The last night in Jamaica my friends took me to a street party… Yes, a real street party in Jamaica. The type of party that would not have been legal anywhere here and totally shut down immediately. Honestly, sometimes I had to take a step back to realize that I was actually there and it was real and this was happening. The sweet smell of pot wafted around and drinks were flowing. The music was sick. I had begun to pick out my favorite songs and move my body freely when they came on. Kartel, and I Octane, Mavado and Lady Saw… have all become household names for me now. Suddenly at some point, the party went from seeing space between people to crammed and jammed up against one another.. in a sea of dark faces I was the only white girl at the party yet again and the guys walking around with video cameras seemed to be attacking me with bright lights. Being there was amazing though, and the feeling was humbling and surreal. I never wanted it to end. I was feeling good but the last couple of days had exhausted me. By the next morning I was feeling emotional and heavy with regret at the thought of leaving this beautiful tropical paradise. I felt like perhaps I had let myself feel too fast and too much for some of the connections I made and didn’t want it to end.
Yes, I do believe I made real connections and also a couple friends for life. The number one question I am being asked by all is did I find love in Jamaica? Well the answer to that is simple. No. But I believe I could. It would be easy and effortless and it scares me to death. There are some things a girl doesn’t need to share with the world either. What I really need to do now is fall in love with myself.

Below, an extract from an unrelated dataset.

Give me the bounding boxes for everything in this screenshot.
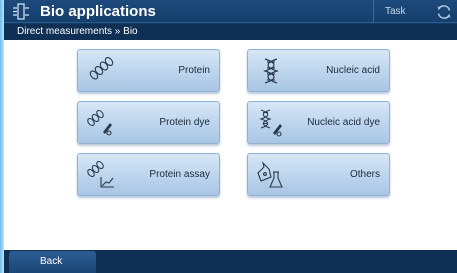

What are the things I brought back with me that are the most treasured? First and foremost, the memories and the friendships. After that, I would have to say the mixed CD’s of music I bought from random guys selling burnt discs from their cars and on the streets. I still feel like dancing and it has me motivated to start dancing once again. Overall I brought back a sense of myself.. a longing for change and self appreciation. Yes Jamaica will change you and affect you in many ways if you are willing and open to let it in.
Will I be back to Jamaica? I have no plans as of right now to be returning to the beautiful country, but sometimes fate has a way of intervening and whatever is meant to be will be. For now I am studying up on learning some Patois and dancing around the house in my underwear to these ripped Jamaican beats , feeling more free and irie than I have in my life.